The fight - and main question in academics - has been about what drives macroeconomic variables in normal times, demand-side shocks (monetary policy, fiscal policy, investment, net exports) or supply-side shocks (productivity, labor supply). And it's been a fairly brutal fight at times - you've seen some of that come out during the current policy debate. That debate within the profession has dictated the research agenda.
What happens in non-normal times, i.e. when markets break down, or when markets are not complete, agents are not rational, etc., was far down the agenda of important questions, partly because those in control of the journals, those who largely dictated the direction of research, did not think those questions were very important (some don't even believe that policy can help the economy, so why put effort into studying it?).
I think that the current crisis has dealt a bigger blow to macroeconomic theory and modeling than many of us realize.
Brother, Can You Paradigm?: A few months back one of my original mentors in economics — someone who got his graduate training in the pre-fresh-water era — asked me whether there was anything about the current crisis that required fundamentally new analysis. We agreed that there wasn’t.
This is one of the untold tales of the mess we’re in. Contrary to what you may have heard, there’s very little that’s baffling about our problems — at least not if you knew basic, old-fashioned macroeconomics. In fact, someone who learned economics from the original 1948 edition of Samuelson’s textbook would feel pretty much at home in today’s world. If economists seem totally at sea, it’s because they have carefully unlearned the old wisdom. If policy has failed, it’s because policy makers chose not to believe their own models.
On the analytical front: many economists these days reject out of hand the Keynesian model, preferring to believe that a fall in supply rather than a fall in demand is what causes recessions. But there are clear implications of these rival approaches. If the slump reflects some kind of supply shock, the monetary and fiscal policies followed since the beginning of 2008 would have the effects predicted in a supply-constrained world: large expansion of the monetary base should have led to high inflation, large budget deficits should have driven interest rates way up. And as you may recall, a lot of people did make exactly that prediction.
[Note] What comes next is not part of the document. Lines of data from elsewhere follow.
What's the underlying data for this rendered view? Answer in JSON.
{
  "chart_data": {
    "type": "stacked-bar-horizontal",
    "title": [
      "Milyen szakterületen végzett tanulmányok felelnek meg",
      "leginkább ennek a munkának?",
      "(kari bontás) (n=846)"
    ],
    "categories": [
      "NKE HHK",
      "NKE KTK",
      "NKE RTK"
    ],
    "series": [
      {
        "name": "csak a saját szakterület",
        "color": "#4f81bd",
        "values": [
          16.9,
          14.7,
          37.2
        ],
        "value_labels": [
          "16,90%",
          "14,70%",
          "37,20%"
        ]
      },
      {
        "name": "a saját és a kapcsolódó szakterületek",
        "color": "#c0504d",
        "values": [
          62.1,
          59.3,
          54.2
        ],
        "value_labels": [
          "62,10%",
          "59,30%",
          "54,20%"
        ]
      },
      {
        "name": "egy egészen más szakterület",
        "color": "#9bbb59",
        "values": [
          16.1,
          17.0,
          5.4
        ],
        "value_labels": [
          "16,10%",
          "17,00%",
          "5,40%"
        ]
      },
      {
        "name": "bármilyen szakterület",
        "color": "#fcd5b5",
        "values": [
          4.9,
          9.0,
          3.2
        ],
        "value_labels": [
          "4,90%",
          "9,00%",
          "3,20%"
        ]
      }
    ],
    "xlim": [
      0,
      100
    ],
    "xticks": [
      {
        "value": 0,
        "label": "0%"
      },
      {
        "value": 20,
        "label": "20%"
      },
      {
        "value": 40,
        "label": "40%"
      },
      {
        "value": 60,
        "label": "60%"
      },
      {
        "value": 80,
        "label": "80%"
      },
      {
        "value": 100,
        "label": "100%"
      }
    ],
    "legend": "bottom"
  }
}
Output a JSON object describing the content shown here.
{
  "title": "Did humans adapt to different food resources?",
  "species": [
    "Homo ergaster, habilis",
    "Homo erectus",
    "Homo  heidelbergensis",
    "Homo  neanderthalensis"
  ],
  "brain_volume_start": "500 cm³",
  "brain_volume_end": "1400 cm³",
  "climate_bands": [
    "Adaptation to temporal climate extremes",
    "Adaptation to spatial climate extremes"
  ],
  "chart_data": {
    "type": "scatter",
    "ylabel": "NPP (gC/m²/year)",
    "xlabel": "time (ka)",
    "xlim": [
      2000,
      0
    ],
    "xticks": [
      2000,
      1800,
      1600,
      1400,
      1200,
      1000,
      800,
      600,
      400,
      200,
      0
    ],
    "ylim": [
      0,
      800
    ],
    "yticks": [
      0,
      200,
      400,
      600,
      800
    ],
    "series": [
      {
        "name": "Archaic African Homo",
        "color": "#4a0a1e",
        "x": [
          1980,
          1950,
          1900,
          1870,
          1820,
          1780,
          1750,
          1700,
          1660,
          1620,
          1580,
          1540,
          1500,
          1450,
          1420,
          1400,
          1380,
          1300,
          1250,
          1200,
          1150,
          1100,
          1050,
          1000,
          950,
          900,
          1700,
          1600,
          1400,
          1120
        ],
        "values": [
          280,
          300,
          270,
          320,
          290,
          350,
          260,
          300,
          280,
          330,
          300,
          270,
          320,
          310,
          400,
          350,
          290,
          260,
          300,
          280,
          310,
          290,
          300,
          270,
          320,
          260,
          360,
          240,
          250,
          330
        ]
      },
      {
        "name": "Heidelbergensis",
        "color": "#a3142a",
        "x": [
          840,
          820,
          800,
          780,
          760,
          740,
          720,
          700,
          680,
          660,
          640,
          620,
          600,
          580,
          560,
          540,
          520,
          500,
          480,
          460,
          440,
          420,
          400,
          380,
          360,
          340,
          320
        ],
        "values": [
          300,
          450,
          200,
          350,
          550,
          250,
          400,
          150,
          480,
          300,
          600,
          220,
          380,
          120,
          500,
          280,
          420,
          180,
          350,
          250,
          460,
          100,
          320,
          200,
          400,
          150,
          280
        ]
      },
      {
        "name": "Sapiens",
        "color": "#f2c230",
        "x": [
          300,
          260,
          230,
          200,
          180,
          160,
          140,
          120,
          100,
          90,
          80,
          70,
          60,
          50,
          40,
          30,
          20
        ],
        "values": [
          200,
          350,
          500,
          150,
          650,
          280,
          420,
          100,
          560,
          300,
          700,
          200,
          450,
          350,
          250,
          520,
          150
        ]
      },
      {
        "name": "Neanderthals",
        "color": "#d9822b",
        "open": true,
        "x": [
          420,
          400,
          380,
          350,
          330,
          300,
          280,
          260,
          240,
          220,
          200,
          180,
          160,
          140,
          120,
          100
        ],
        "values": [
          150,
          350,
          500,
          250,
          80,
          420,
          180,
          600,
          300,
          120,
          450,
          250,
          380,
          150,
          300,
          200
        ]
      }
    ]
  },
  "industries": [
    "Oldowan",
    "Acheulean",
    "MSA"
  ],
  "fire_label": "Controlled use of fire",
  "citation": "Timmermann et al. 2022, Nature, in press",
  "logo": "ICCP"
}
A Keynesian approach, on the other hand, said that inflation would fall and interest rates stay low as long as the economy remained depressed. Guess what happened?
On the policy front: there’s certainly a real debate over whether Obama could have gotten a bigger stimulus. What we do know, however, is that his top advisers did not frame the argument for a small stimulus compared with the projected slump purely in political terms. Instead, they argued that too big a plan would alarm the bond markets, and that anyway fiscal stimulus was only needed as an insurance policy. Neither of these arguments came from macroeconomic theory; they were doctrines invented on the fly. Samuelson 1948 would have said to provide a stimulus big enough to restore full employment — full stop.
So what we have here isn’t really a lack of a workable analytical framework. The disaster we’re facing is the result of the refusal of economists, both in and out of the corridors of power, to go with the perfectly good framework we already had.
As the video from George Evans hopefully makes clear, we are starting to ask the right questions and building the models we need to answer them. Hopefully, decades from now when economists have moved on to other questions and another crisis hits, the theorists who are so defensive of the models being built today won't mind if economists of the future try to learn something from their work.